Keisha Thompson

The first Black artistic director of Manchester theatre Contact explains why its new youth production is inspired by the Halo Code to protect people with afro-textured hair

Hero image

I love words. As part of my role as the new artistic director at Contact I get to share that passion in a variety of ways. So far, I’ve been writing weekly tankas – a form of Japanese poetry – to promote shows, had a Cocktails & Cinquains poetry night for my welcome event, and celebrated the 50th anniversary of Contact by locking a brilliant poet, Georgie B, in the building for 50 hours to write a 50 word poem. So the poetic campaign is going well so far.

Most words have more than one meaning and have a wonderful history waiting to be unpacked.

Halo: “A reflection of light caused by ice crystals in the air often seen as a band around the sun or the moon”

Or: “Anything seen like this caused by imperfect development in photographs”

Or: “A luminous ring, often gold, floating above the head”

There are more definitions than this, and I’m super-excited to explore them with Contact Young Company (CYC) to create our next show. One of the best parts of this job is getting to work with CYC (formerly known as CYAC for serious alumni). There is nothing more exhilarating (and a little bit terrifying) than getting in a room with about 20 creative people and being challenged to shape all the ideas and the energy flying around it.

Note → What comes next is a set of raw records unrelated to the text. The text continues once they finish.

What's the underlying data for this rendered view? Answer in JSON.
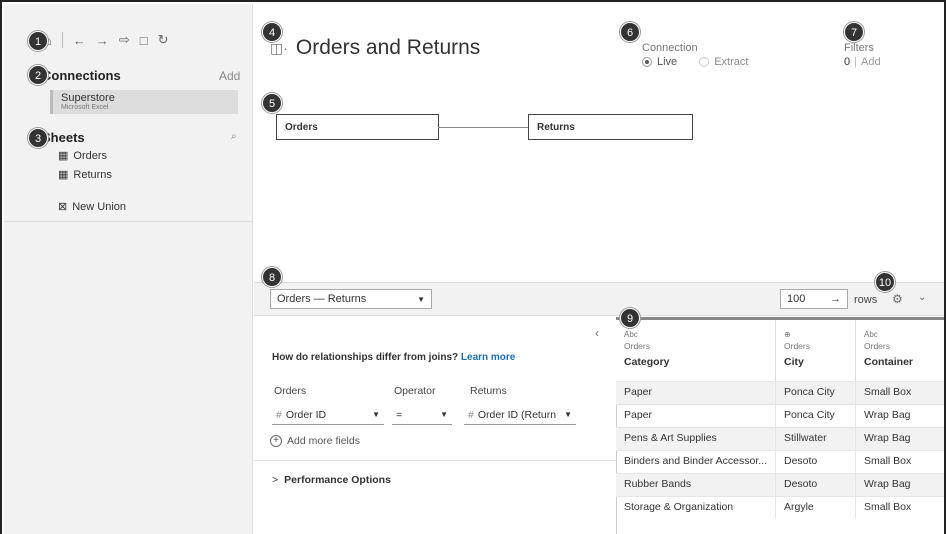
{
  "badges": [
    "1",
    "2",
    "3",
    "4",
    "5",
    "6",
    "7",
    "8",
    "9",
    "10"
  ],
  "toolbar": {
    "home_icon": "⌂",
    "back_icon": "←",
    "forward_icon": "→",
    "redirect_icon": "⇨",
    "save_icon": "□",
    "refresh_icon": "↻"
  },
  "connections": {
    "title": "Connections",
    "add": "Add",
    "item_name": "Superstore",
    "item_type": "Microsoft Excel"
  },
  "sheets": {
    "title": "Sheets",
    "search_icon": "⌕",
    "items": [
      "Orders",
      "Returns"
    ],
    "new_union": "New Union"
  },
  "header": {
    "title": "Orders and Returns",
    "connection_label": "Connection",
    "live": "Live",
    "extract": "Extract",
    "filters_label": "Filters",
    "filters_count": "0",
    "filters_add": "Add"
  },
  "canvas": {
    "left_table": "Orders",
    "right_table": "Returns"
  },
  "bottom": {
    "relationship_select": "Orders  —  Returns",
    "rows_value": "100",
    "rows_label": "rows",
    "question": "How do relationships differ from joins?",
    "learn_more": "Learn more",
    "col_left": "Orders",
    "col_op": "Operator",
    "col_right": "Returns",
    "field_left": "Order ID",
    "field_op": "=",
    "field_right": "Order ID (Return",
    "add_more": "Add more fields",
    "performance": "Performance Options"
  },
  "grid": {
    "columns": [
      {
        "type": "Abc",
        "source": "Orders",
        "name": "Category"
      },
      {
        "type": "⊕",
        "source": "Orders",
        "name": "City"
      },
      {
        "type": "Abc",
        "source": "Orders",
        "name": "Container"
      }
    ],
    "rows": [
      [
        "Paper",
        "Ponca City",
        "Small Box"
      ],
      [
        "Paper",
        "Ponca City",
        "Wrap Bag"
      ],
      [
        "Pens & Art Supplies",
        "Stillwater",
        "Wrap Bag"
      ],
      [
        "Binders and Binder Accessor...",
        "Desoto",
        "Small Box"
      ],
      [
        "Rubber Bands",
        "Desoto",
        "Wrap Bag"
      ],
      [
        "Storage & Organization",
        "Argyle",
        "Small Box"
      ]
    ]
  }
}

As the director, you have to come with a provocation or an angle to kick it all off. I am bringing the word “halo”. As we’ve seen, it is bursting with meaning. But right now, for me the word represents the “Halo Code”. The Halo Code is a brilliant campaign from the Halo Collective, which is striving to protect people with afro-textured hair from being penalised in schools and workplaces for having natural and culturally-specific hairstyles.

At first, afro hair might seem like a frivolous topic. However, it only takes a few facts and statistics to realise that it is a politic issue.

Only last year, it became compulsory by the National Occupational Standards to include afro hair in hairdresser training.

The Black Care Experience report in 2021 reported a significant number of testimonies from care-experienced Black people who had traumatic experiences of carers, teachers and other responsible adults not knowing how to do their hair.

A World Afro Day survey in 2019 found that one in six children are having a bad or very bad experience at school connected to their afro-textured hair and identity. This includes anti-afro policies in schools and exclusions.

Despite hair being a part of the protected characteristics under race in the Equality Act 2010, these statistics and many others show that there is a lot of work to do.

As a part of making this show, Contact has signed up to the Halo Code. Whenever I make a piece of work, I consider how it fits into the world. What is the potential impact, both for the artists involved to be stimulated as creative beings but also the impact on the world? Can we get schools and organisations to sign up to the Halo Code? Can we get more care workers and teachers to learn how to style afro-textured hair? Let’s see.

What on earth are we going to come up with? I don’t know but I’m buzzing!

Strict targets for the show are a must for me. As a part of my process, I enjoy setting very particular parameters. This show is going to consist of advert poems, songs and movement. In addition to the Halo Code, we will respond to Emma Dabiri’s book Don’t Touch My Hair and the well-known Solange Knowles song with the same name.

We are working with the astoundingly talented Al Conteh as the assistant director. I’m probably missing something but he is a dancer, animator, poet, videographer and musician. Together, we will push the company to fuse all they know and do not know about halos within this lens.

What on earth are we going to come up with? I don’t know but I’m buzzing! I cannot wait for the questions, the confusion, the discoveries, the laughter, the tears, the lights, the held breath and the moment at the end when you look back flabbergasted by what you’ve just made. I always trust that it will be brilliant. It may not be what you expect but who wants that anyway?

That’s not how you find beauty. As one of the definitions of halo tells us – a colour band is a reflection of light caused by imperfect development in photographs.